Big Data Pitfalls

Avoid Simpson’s paradox:
This paradox refers to a phenomena where the association between a pair of variables (X; Y) reverses sign upon conditioning of a third variable, Z regardless of the value taken by Z. If we partition the data into subpopulations, each representing a specic value of the third variable, the phenomena appears as a sign reversal between the associations measured in the disaggregated subpopulations relative to the aggregated data, which describes the population as a whole.

Right ML algorithms usage: use the right approach for machine learning algorithms, find the appropriate algorithm for your specific problems. Ex. If you need a numeric prediction quickly, use decision trees or logistic regression.

Keep in mind the Prisoner’s Dilemma: like in “cigarette manufacturers endorsed the making of laws banning cigarette advertising, understanding that this would reduce ad costs for parties and increase profits across the industry”, so it is with the business strategy and down to big data processing.

Consider Gödel’s Theorem: any system of computation you can construct (numbers theory etc.) that it is true, it cannot be ultimately proved from the rules within that computational construct. The system in a way transcends itself. Thus the way to the strong AI for example.

Keep in mind the exponentially powerful quantum computers of the future. For example build different, resistant cryptographic algorithms against the qubits future powers.

Software Security Vulnerabilities

Cause of security vulnerabilities, the possibility of being exploited, the degree of harm and the difficulty to solve.

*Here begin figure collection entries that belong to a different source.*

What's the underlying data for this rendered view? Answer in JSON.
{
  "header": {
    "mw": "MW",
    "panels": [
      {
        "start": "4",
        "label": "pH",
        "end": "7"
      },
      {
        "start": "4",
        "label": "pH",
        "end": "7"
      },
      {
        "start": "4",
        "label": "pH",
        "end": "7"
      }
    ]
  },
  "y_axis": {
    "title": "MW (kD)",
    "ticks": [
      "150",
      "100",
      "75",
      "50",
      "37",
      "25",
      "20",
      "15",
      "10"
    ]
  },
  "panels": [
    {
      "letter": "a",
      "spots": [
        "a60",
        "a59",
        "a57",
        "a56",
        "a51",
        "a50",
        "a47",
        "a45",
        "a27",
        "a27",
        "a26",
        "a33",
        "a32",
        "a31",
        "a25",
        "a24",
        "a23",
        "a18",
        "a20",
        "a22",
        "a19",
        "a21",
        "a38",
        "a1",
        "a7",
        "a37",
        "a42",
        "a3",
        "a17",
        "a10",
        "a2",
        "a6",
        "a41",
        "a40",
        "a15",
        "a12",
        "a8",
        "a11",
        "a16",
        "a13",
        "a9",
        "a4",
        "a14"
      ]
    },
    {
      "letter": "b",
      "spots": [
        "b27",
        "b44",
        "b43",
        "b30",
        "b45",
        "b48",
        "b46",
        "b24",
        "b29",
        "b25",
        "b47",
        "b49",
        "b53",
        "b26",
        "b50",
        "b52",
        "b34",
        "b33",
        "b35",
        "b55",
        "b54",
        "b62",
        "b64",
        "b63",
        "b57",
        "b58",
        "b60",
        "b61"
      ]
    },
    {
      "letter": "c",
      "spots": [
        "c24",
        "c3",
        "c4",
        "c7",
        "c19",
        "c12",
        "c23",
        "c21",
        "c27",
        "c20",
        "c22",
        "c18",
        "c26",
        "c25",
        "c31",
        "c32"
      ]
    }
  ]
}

1. Input Validation and Representation
Input validation and representation problems are usually caused by special characters, encodings, and numerical representations. Such problems occur as a result of input trust. These problems include: buffer overflow, cross-site scripting, SQL injection, command injection and so on.
2. API Abuse
The API is a convention between the caller and the callee, and most API abuses are caused by the caller not understanding the purpose of the convention. Security problems can also arise when the API is not used properly.
3. Security Features
This category contains vulnerabilities in authentication, access control, confidentiality, password usage, and privilege management.
4. Memory Management
Memory management is a common type of vulnerability associated with memory operations, including memory leaks, post-release use, double-release and so on. This type of vulnerability usually leads to system performance degradation, program crashes and a common type of flaws in C / C + + language.
5. Time and State
Distributed computing is time and state dependent. The interaction between threads and processes and the order in which tasks are executed are often determined by shared state, such as semaphores, variables, file systems and so on. The vulnerabilities associated with distributed computing include race conditions, blocking misuse and so on.
6. Error and Exception Handling Errors
This type of vulnerability is related to error and exception handling, and the most common type of vulnerability is that there is no proper processing mechanism (or errors are not processed), resulting in unexpected termination of program. Another vulnerability is that the error generated provides potential attacker with too much information.
7. Code Quality
Poor code quality can lead to unpredictable behavior. For the attacker, the poor code enables them to threaten the system in unexpected ways. Common types of vulnerabilities include dead code, null pointer dereferences and resource leak.
8. Encapsulation and hidden defects
Reasonable encapsulation means that the distinction between verified and unverified data, distinction between data of different users, or distinguish data that is visible or invisible to users. Common vulnerabilities include hidden fields, information leakage, cross-site request forgery and so on.
9. Flaws in Code Runtime Environment
These types of vulnerability is external to the source code, such as runtime configuration issues, sensitive information management issues and so on, which are critical to the product security.

The first eight types of vulnerabilities are related to security flaws in the source code. They can be the target of malicious attacks. Once exploited, they can cause serious consequences such as information leak, authorization lift and command execution. The last type of vulnerability describes security concerns that are external to the actual code. They are likely to cause abnormal operation of the software, data loss and other serious problems. (

10. With the advances of Quantum Computer technology there is more and more concern about the obsolete soon to be of current cryptographic security algorithms. A quantum computer will be able to break keys in matter of days. Hackers are already preparing to gain that calculus power and even today they secure certificates and keys. In danger of that Quantum era is also the actual Blockchains, in which the keys use the same technology of todays.